Asya’nın uzak bir köşesinde eşiyle tatildeydi...

Bana şöyle diyordu:

“Cumhuriyet... Zor görev...”

***

Biliyorum ki şu anda sana da etrafında herkes; “bu zor günlerde Cumhuriyet’in başında olmanın ne kadar zor bir iş olduğunu” söylüyor...

Ben başka bir şey hatırlatacağım sana...

Cumhuriyet’e genel yayın yönetmeni olmandan daha zor olan şey ne biliyor musun sınıf arkadaşı?..

Cumhuriyet’teki görevini bitirdikten sonra, genel yayın yönetmenliğini terk ettikten sonraki günlerin...

***

Etrafındaki genel yayın yönetmenlerine bak...

Genel yayın yönetmenliğini bitirdikten sonra, esas hesaplaşmalarını nasıl yaşadıklarını izle...
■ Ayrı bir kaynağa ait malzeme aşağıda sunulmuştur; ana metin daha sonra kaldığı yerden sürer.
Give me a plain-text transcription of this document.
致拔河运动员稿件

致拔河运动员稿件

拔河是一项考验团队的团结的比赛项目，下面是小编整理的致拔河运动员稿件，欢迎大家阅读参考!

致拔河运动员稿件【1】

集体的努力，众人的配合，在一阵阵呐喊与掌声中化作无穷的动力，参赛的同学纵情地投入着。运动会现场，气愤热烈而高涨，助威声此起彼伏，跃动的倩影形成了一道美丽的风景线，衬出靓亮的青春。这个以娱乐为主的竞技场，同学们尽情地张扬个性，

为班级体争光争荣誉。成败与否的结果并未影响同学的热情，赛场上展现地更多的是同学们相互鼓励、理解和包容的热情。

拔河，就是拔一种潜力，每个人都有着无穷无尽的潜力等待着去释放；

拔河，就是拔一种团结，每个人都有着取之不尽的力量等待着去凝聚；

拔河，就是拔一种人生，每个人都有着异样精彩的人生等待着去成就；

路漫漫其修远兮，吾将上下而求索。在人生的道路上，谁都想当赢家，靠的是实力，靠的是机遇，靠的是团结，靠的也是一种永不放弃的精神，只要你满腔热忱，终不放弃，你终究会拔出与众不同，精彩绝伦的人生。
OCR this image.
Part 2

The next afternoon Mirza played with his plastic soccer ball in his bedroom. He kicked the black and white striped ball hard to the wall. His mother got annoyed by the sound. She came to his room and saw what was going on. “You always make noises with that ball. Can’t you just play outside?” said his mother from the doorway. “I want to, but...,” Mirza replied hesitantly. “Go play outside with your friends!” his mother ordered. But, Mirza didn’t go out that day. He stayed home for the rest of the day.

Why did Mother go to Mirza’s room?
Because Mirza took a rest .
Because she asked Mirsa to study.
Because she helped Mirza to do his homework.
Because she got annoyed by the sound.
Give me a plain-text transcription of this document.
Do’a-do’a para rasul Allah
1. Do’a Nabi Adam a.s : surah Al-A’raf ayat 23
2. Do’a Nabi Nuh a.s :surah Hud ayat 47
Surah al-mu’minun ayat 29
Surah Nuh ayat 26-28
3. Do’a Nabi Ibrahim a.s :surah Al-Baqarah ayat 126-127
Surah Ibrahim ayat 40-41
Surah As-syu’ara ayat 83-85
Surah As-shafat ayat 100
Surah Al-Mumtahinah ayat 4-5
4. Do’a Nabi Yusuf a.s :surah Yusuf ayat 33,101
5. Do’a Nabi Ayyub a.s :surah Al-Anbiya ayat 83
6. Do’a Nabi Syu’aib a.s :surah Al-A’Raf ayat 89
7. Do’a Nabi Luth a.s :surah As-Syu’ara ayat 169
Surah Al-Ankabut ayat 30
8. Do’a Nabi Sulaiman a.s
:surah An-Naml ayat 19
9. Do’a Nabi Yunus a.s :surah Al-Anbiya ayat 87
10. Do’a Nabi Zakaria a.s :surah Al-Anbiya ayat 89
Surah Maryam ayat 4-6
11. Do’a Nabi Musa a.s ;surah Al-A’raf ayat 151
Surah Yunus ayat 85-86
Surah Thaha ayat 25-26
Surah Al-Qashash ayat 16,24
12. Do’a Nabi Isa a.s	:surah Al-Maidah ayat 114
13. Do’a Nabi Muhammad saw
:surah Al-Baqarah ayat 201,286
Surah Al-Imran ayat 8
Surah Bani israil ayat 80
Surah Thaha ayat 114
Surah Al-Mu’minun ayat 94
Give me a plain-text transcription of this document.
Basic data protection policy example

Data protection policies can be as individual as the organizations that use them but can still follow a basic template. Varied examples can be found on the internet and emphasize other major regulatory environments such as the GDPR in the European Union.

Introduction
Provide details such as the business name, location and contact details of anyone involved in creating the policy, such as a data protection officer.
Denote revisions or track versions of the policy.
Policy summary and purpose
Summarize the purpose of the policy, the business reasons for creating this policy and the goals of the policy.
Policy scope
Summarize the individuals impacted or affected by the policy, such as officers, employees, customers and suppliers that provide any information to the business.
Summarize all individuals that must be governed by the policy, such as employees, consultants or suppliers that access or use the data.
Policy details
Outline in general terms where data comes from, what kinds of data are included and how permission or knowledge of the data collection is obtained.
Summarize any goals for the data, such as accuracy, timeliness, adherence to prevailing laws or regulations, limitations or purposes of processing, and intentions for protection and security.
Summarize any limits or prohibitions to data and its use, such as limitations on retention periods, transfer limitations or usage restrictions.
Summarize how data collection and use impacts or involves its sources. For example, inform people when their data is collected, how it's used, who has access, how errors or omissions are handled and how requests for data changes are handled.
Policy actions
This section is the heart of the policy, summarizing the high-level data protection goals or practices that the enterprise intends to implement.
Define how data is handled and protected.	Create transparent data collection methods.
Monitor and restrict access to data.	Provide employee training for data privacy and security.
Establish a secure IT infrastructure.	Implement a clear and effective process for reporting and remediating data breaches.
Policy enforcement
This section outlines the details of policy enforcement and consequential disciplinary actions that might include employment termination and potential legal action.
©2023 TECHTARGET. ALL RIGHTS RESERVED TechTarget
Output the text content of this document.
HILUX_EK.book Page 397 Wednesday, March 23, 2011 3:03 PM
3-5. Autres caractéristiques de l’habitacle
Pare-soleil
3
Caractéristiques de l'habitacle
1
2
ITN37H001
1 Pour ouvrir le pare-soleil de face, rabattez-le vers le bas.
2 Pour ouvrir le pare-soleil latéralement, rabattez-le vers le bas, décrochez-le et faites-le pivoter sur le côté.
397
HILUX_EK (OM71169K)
Esas zorlu hesaplaşmalar, hayatla ve çevreyle helalleşmeler o zaman ortaya çıkıyorlar...

*****

SINIF ARKADAŞINA ‘CAN’ MEKTUPLAR 3...

Hesaplaşmalar zirvedeyken değil, zirveden sonra yaşanıyor...

Sana onun için; zirveye göreve geldiğin gün; eski sınıf arkadaşın; anılarından derlediği bir demet hatıratın eşliğinde; birkaç mütevazı not sunacak...

***

Suçsuz, günahsız; önü arkası olmayan;

Derin bağlantılardan bihaber insanlar göreceksin çevrende ve olayların göbeğinde...

Onları “yalnız” bırakma;

Onlara açılan “çapraz ateşleri” koruma...

O “yalnız” insanları, kendileri ve ailelerini zor korudukları hayatlarına; operasyonlar yapılmasına, hayatlarının mahvedilmesine izin verme;

Onu yapanlara alet olma, onları kendi ekibin sayma...

***

Bunu “kutsal!” sayıldığı söylenen örtülü amaçlar uğruna da yapma...

Okulda aynı sıralarda okuduğumuz kitapların güzelliklerine sadık kal...

Ahmet Taner Kışlalı temizliğini... Emin Özdemir’in dürüstlüğünü...

Çok sevdiğin Ünsal Oskay’ın nahifliğini anılarından koparma...

***

Sadece gazeteci olanları; “gazetecilik mesleğinden uzaklaştırtma...”

Onları uzaklaştırmayı hedefleyen operasyonlarına alet olma...

Ben senin sınıf arkadaşınım...

Senden hiç kimse için hiç bir şey istemiyorum...

“Sınıf arkadaşı istedi, sınıf arkadaşıma çıkar sağlayacağım” diye “günahsız gazetecileri işlerinden, güçlerinden, mesleklerinden, kariyerlerinden etme...”

Onlara olmayan suçlar atfetme;

“Onlar bu ülkede gazetecilik yaparsa bu ülkeye komünizm gelir” türü safsatalar söyleme...”

Bırak herkes istediği ve arzu ettiği mesleğini yapsın, söyleyeceğini söylesin...

***

“Günahsızın ‘ah’ını alma...”

O “ah”lar alanların üzerinde kalıyorlar...

Genel yayın yönetmenliğinden sonraki zorlu dönem dediğim şey öyle başlıyor...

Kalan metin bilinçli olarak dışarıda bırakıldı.